Primo bando su sport, volontariato e attività ludiche: domande entro il 23 aprile. Il Pirelli: «Opportunità per chi vale e merita»

Se sei giovane le idee magari sono tante ma spesso i soldi pochi. Le banche chiedono garanzie infinite per concedere un finanziamento e gli ostacoli per realizzare un progetto sono talmente tanti che i sogni, capita, vengono chiusi in un cassetto e lì restano. In Lombardia arriva una nuova opportunità per i ragazzi tra i 14 e i trent’anni. La Regione e il ministero per le Politiche giovanili e attività sportive mettono a disposizione dei giovani quasi 51 milioni di euro. Una cifra di tutto rispetto, finanziata a metà tra i due enti, che permette di dare libero sfogo alle ambizioni delle nuove generazioni. Al momento è pronto un primo bando da otto milioni di euro per finanziare le proposte più innovative. Saranno concessi fondi, da un minimo di 500mila euro a un limite massimo di due milioni di euro, ai progetti dei mini imprenditori lombardi: si spazierà da progetti sportivi ad attività di volontariato o ludiche.

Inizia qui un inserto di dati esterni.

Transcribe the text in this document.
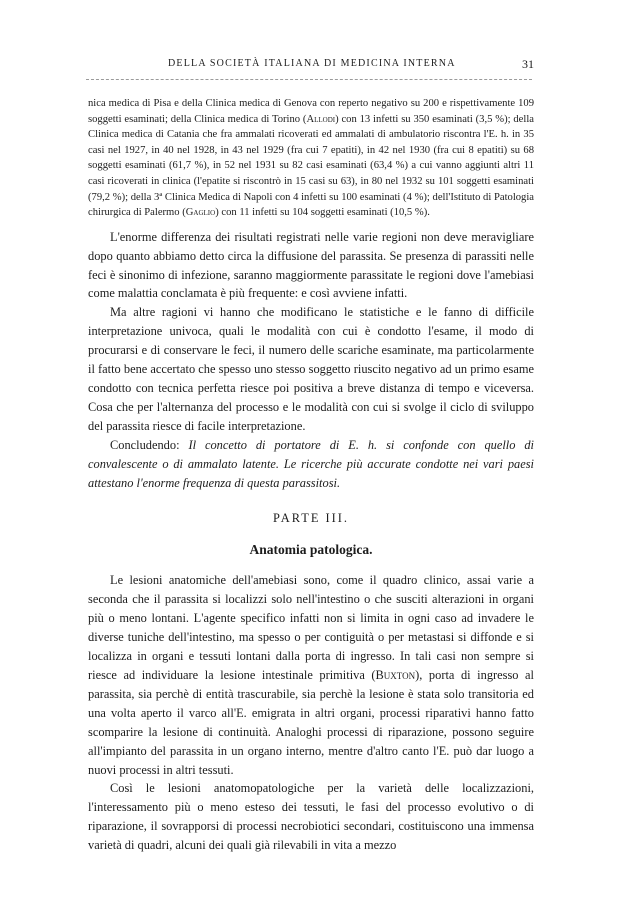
DELLA SOCIETÀ ITALIANA DI MEDICINA INTERNA	31

nica medica di Pisa e della Clinica medica di Genova con reperto negativo su 200 e rispettivamente 109 soggetti esaminati; della Clinica medica di Torino (Allodi) con 13 infetti su 350 esaminati (3,5 %); della Clinica medica di Catania che fra ammalati ricoverati ed ammalati di ambulatorio riscontra l'E. h. in 35 casi nel 1927, in 40 nel 1928, in 43 nel 1929 (fra cui 7 epatiti), in 42 nel 1930 (fra cui 8 epatiti) su 68 soggetti esaminati (61,7 %), in 52 nel 1931 su 82 casi esaminati (63,4 %) a cui vanno aggiunti altri 11 casi ricoverati in clinica (l'epatite si riscontrò in 15 casi su 63), in 80 nel 1932 su 101 soggetti esaminati (79,2 %); della 3ª Clinica Medica di Napoli con 4 infetti su 100 esaminati (4 %); dell'Istituto di Patologia chirurgica di Palermo (Gaglio) con 11 infetti su 104 soggetti esaminati (10,5 %).

L'enorme differenza dei risultati registrati nelle varie regioni non deve meravigliare dopo quanto abbiamo detto circa la diffusione del parassita. Se presenza di parassiti nelle feci è sinonimo di infezione, saranno maggiormente parassitate le regioni dove l'amebiasi come malattia conclamata è più frequente: e così avviene infatti.

Ma altre ragioni vi hanno che modificano le statistiche e le fanno di difficile interpretazione univoca, quali le modalità con cui è condotto l'esame, il modo di procurarsi e di conservare le feci, il numero delle scariche esaminate, ma particolarmente il fatto bene accertato che spesso uno stesso soggetto riuscito negativo ad un primo esame condotto con tecnica perfetta riesce poi positiva a breve distanza di tempo e viceversa. Cosa che per l'alternanza del processo e le modalità con cui si svolge il ciclo di sviluppo del parassita riesce di facile interpretazione.

Concludendo: Il concetto di portatore di E. h. si confonde con quello di convalescente o di ammalato latente. Le ricerche più accurate condotte nei vari paesi attestano l'enorme frequenza di questa parassitosi.

PARTE III.
Anatomia patologica.

Le lesioni anatomiche dell'amebiasi sono, come il quadro clinico, assai varie a seconda che il parassita si localizzi solo nell'intestino o che susciti alterazioni in organi più o meno lontani. L'agente specifico infatti non si limita in ogni caso ad invadere le diverse tuniche dell'intestino, ma spesso o per contiguità o per metastasi si diffonde e si localizza in organi e tessuti lontani dalla porta di ingresso. In tali casi non sempre si riesce ad individuare la lesione intestinale primitiva (Buxton), porta di ingresso al parassita, sia perchè di entità trascurabile, sia perchè la lesione è stata solo transitoria ed una volta aperto il varco all'E. emigrata in altri organi, processi riparativi hanno fatto scomparire la lesione di continuità. Analoghi processi di riparazione, possono seguire all'impianto del parassita in un organo interno, mentre d'altro canto l'E. può dar luogo a nuovi processi in altri tessuti.

Così le lesioni anatomopatologiche per la varietà delle localizzazioni, l'interessamento più o meno esteso dei tessuti, le fasi del processo evolutivo o di riparazione, il sovrapporsi di processi necrobiotici secondari, costituiscono una immensa varietà di quadri, alcuni dei quali già rilevabili in vita a mezzo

Per presentare domanda c’è tempo fino al 22 aprile. Ogni proposta dovrà essere studiata in tandem da soggetti pubblici e privati e non dovrà avere fini di lucro. «Puntiamo a valorizzare il capitale umano - spiega il presidente della Regione Lombardia, Roberto Formigoni -. Scommettiamo sui giovani, che costituiscono la materia prima più importante del nostro Paese». Vengono quindi messe in campo, come precisa l'assessore lombardo allo Sport e ai Giovani, Pier Gianni Prosperini, «non politiche contro il disagio ma opportunità perché i giovani possano dimostrare quanto valgono». Della stessa idea anche il ministro alle Politiche Giovanili, Giovanna Melandri: «Con questo accordo quadro - precisa - che è uno dei più ricchi che attuiamo, non vogliamo realizzare politiche giovanili paternalistiche o basate sull'assistenzialismo ma vogliamo aiutare i giovani meritevoli a realizzare i propri progetti». Di pari intenzione è anche il progetto che il ministero ha realizzato con l’associazione banche italiane Abi per agevolare la richiesta dei finanziamenti. I ragazzi potranno chiedere un credito in banca senza essere accompagnati dai genitori ma presentando come unica garanzia il proprio merito formativo.

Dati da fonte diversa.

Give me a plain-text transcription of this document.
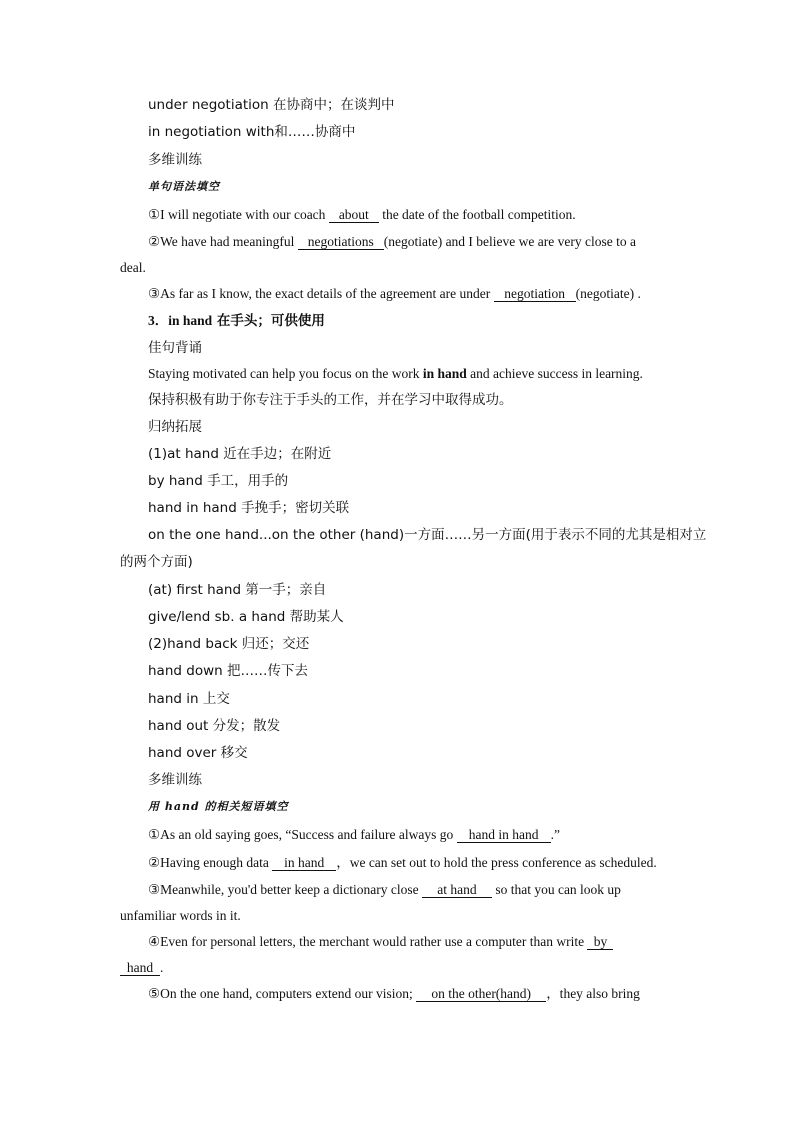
under negotiation 在协商中；在谈判中
in negotiation with和……协商中
多维训练
单句语法填空
①I will negotiate with our coach about the date of the football competition.
②We have had meaningful negotiations (negotiate) and I believe we are very close to a
deal.
③As far as I know, the exact details of the agreement are under negotiation (negotiate) .
3．in hand 在手头；可供使用
佳句背诵
Staying motivated can help you focus on the work in hand and achieve success in learning.
保持积极有助于你专注于手头的工作，并在学习中取得成功。
归纳拓展
(1)at hand 近在手边；在附近
by hand 手工，用手的
hand in hand 手挽手；密切关联
on the one hand...on the other (hand)一方面……另一方面(用于表示不同的尤其是相对立
的两个方面)
(at) first hand 第一手；亲自
give/lend sb. a hand 帮助某人
(2)hand back 归还；交还
hand down 把……传下去
hand in 上交
hand out 分发；散发
hand over 移交
多维训练
用 hand 的相关短语填空
①As an old saying goes, “Success and failure always go hand in hand .”
②Having enough data in hand ，we can set out to hold the press conference as scheduled.
③Meanwhile, you'd better keep a dictionary close at hand so that you can look up
unfamiliar words in it.
④Even for personal letters, the merchant would rather use a computer than write by
hand .
⑤On the one hand, computers extend our vision; on the other(hand) ，they also bring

Gli obbiettivi del bando promosso in Lombardia sono: sviluppare la creatività e la capacità imprenditoriale dei giovani, incoraggiare la loro autonomia, promuovere la pratica sportiva e «trasformare il tempo libero in tempo utile». Si vuole quindi dare una mano a chi chiede supporto economico nel concretizzare e pianificare un bel progetto, utile a tutti.